If a 90% CI is too wide, the cheapest fix is usually more data. Reducing variability through better measurement is harder; dropping to 80% confidence buys only a 22% narrower interval.
Working backwards is useful for study design. To achieve a 90% margin of error of ±1 unit with σ = 10, you need n = (1.645 × 10 / 1)² ≈ 271 samples.
z- vs t-confidence interval
The z-formula assumes you know σ (the true population standard deviation) — which you almost never do. When you only have the sample SD s, switch to the t-distribution and Student's t-interval: x̄ ± t × s/√n with t depending on degrees of freedom df = n - 1.
For large n (≥ 30) the t and z values are nearly identical, so the z-interval is fine. For small samples, t is noticeably larger than z. At n = 10, t for 90% is 1.833 versus z = 1.645 — about 11% wider intervals.
If n is under 30 and you don't know σ, use the t-distribution. The z-interval will be too narrow, giving you false confidence about precision.
Common confidence interval mistakes
The math is easy. The interpretation is where things go wrong.
- Treating CI as a probability statement about μ — see above.
- Using z when σ is unknown and n is small — should use t.
- Assuming the data is normal — z-interval relies on the CLT; for skewed data with small n, use bootstrap or transformation.
- Confusing CI width with effect size — a tight CI around zero doesn't mean a large effect.
- Reporting CI with sample SD instead of σ — clarify which you used.
- Stacking CIs from sub-groups — combining 90% intervals doesn't give a 90% interval for the combined parameter.
Real-world examples
Three contexts where 90% confidence intervals come up regularly.
Industrial quality control. A line produces ball bearings with target diameter 10 mm. Daily sample of 50 parts: mean 10.02 mm, SD 0.08 mm. 90% CI: 10.02 ± 1.645 × 0.08/√50 = [10.001, 10.039]. If the spec is 10 ± 0.05 mm, the line is fine.
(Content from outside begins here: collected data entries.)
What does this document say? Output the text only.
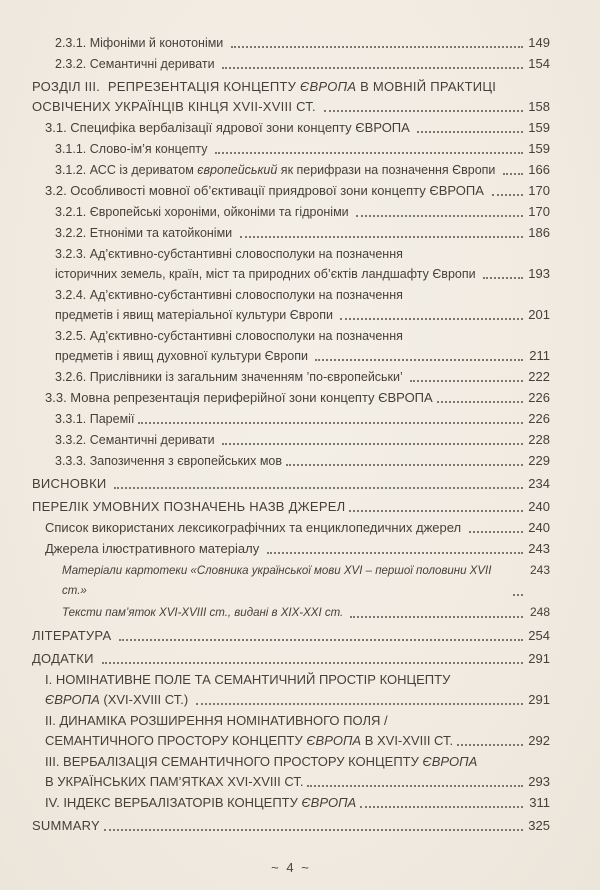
2.3.1. Міфоніми й конотоніми	149
2.3.2. Семантичні деривати	154
РОЗДІЛ III.  РЕПРЕЗЕНТАЦІЯ КОНЦЕПТУ ЄВРОПА В МОВНІЙ ПРАКТИЦІ
ОСВІЧЕНИХ УКРАЇНЦІВ КІНЦЯ XVII-XVIII СТ.	158
3.1. Специфіка вербалізації ядрової зони концепту ЄВРОПА	159
3.1.1. Слово-ім’я концепту	159
3.1.2. АСС із дериватом європейський як перифрази на позначення Європи 166
3.2. Особливості мовної об’єктивації приядрової зони концепту ЄВРОПА	170
3.2.1. Європейські хороніми, ойконіми та гідроніми	170
3.2.2. Етноніми та катойконіми	186
3.2.3. Ад’єктивно-субстантивні словосполуки на позначення
історичних земель, країн, міст та природних об’єктів ландшафту Європи	193
3.2.4. Ад’єктивно-субстантивні словосполуки на позначення
предметів і явищ матеріальної культури Європи	201
3.2.5. Ад’єктивно-субстантивні словосполуки на позначення
предметів і явищ духовної культури Європи	211
3.2.6. Прислівники із загальним значенням ’по-європейськи’	222
3.3. Мовна репрезентація периферійної зони концепту ЄВРОПА	226
3.3.1. Паремії	226
3.3.2. Семантичні деривати	228
3.3.3. Запозичення з європейських мов	229
ВИСНОВКИ	234
ПЕРЕЛІК УМОВНИХ ПОЗНАЧЕНЬ НАЗВ ДЖЕРЕЛ	240
Список використаних лексикографічних та енциклопедичних джерел	240
Джерела ілюстративного матеріалу	243
Матеріали картотеки «Словника української мови XVI – першої половини XVII ст.»
243
Тексти пам’яток XVI-XVIII ст., видані в XIX-XXI ст.	248
ЛІТЕРАТУРА	254
ДОДАТКИ	291
I. НОМІНАТИВНЕ ПОЛЕ ТА СЕМАНТИЧНИЙ ПРОСТІР КОНЦЕПТУ
ЄВРОПА (XVI-XVIII СТ.)	291
II. ДИНАМІКА РОЗШИРЕННЯ НОМІНАТИВНОГО ПОЛЯ /
СЕМАНТИЧНОГО ПРОСТОРУ КОНЦЕПТУ ЄВРОПА В XVI-XVIII СТ.	292
III. ВЕРБАЛІЗАЦІЯ СЕМАНТИЧНОГО ПРОСТОРУ КОНЦЕПТУ ЄВРОПА
В УКРАЇНСЬКИХ ПАМ’ЯТКАХ XVI-XVIII СТ.	293
IV. ІНДЕКС ВЕРБАЛІЗАТОРІВ КОНЦЕПТУ ЄВРОПА	311
SUMMARY	325
~ 4 ~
Marketing research. A survey of 200 consumers rates a new product feature on a 1–10 scale. Mean = 7.4, SD = 1.5. 90% CI: 7.4 ± 1.645 × 1.5/√200 = [7.225, 7.575]. A score above 7 with 90% confidence is enough to move forward with the launch decision.
A/B testing. A pricing test shows checkout rate increased from 4.2% to 4.6%, n = 1000 per arm. Using a proportion CI, 90% CI for the lift is roughly ±0.5 percentage points — overlap with zero would mean inconclusive, separation means a real signal.
One nuance worth noting about confidence intervals at any level. The interval gives a range of plausible values for the parameter, but it tells you nothing about the practical importance of any value in that range. A 90% CI of [0.001, 0.003] for a treatment effect is statistically distinguishable from zero, but a 0.002 effect may be useless in practice. Always pair confidence intervals with a minimum effect size that would matter to your decision — statistical significance is a starting point, not the endpoint.